Just make a decent cup of joe, for chrissakes, and stop giving them fake Italian names. Charge a little less, no, a lot less. And give James Taylor a break.
It was just the same in there. The same commuters, fueling up on burnt-tasting brew. The same unappealing brown pastries in the plastic box. The same soundtrack telling you to get out before you start yearning for elevators.
Of course, the only reason Starbucks closed down simultaneously all across the nation, like some kind of coffee brown-out, was for the publicity. (Florida was blacked out from Daytona to the Keys, and that got less publicity.) The fact is, Starbucks had to do something, what with their stock dropping, stores going belly up and the failure of their plan to put four green Dilbert-traps at every intersection and addict the nation to caffeinated hot, sweet milk priced at $5,000 a barrel.
That's what they're selling, not their coffee, which tastes like eau de ashtray.

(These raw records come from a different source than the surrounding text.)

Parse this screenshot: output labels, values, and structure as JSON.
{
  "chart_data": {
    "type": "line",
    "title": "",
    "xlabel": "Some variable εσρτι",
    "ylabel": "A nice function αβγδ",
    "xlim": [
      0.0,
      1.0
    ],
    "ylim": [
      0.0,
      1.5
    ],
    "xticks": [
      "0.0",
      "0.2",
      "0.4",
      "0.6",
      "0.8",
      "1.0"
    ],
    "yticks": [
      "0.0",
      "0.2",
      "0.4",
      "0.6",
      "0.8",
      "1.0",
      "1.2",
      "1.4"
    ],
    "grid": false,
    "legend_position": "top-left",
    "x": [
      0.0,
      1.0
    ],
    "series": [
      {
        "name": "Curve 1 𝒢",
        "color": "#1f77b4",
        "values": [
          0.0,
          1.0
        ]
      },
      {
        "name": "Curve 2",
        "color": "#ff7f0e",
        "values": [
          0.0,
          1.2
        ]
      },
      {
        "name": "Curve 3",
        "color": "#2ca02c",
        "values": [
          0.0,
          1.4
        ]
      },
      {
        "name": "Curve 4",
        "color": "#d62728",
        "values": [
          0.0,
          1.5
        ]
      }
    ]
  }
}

If you want the soul of the past, go to Caffe Trieste in North Beach (or even its Sausalito branch). Or go to any coffeehouse where the only uniforms worn by baristas is inked skin and a studded nose. Hell, I even went to a Dunkin' Donuts when I was back in Massachusetts and (talk about the soul of the past) the coffee reminded me of my youth working night shifts, recovering from concerts and pulling all-nighters for exams.
Alas, I hear Dunkin' Donuts is introducing caffe lattes, or as they call them in venti-doppio land, "lattes." It just means "milk," people. It also means trouble. I want my cops drinking coffee regular. Make that "cawrfee regulah."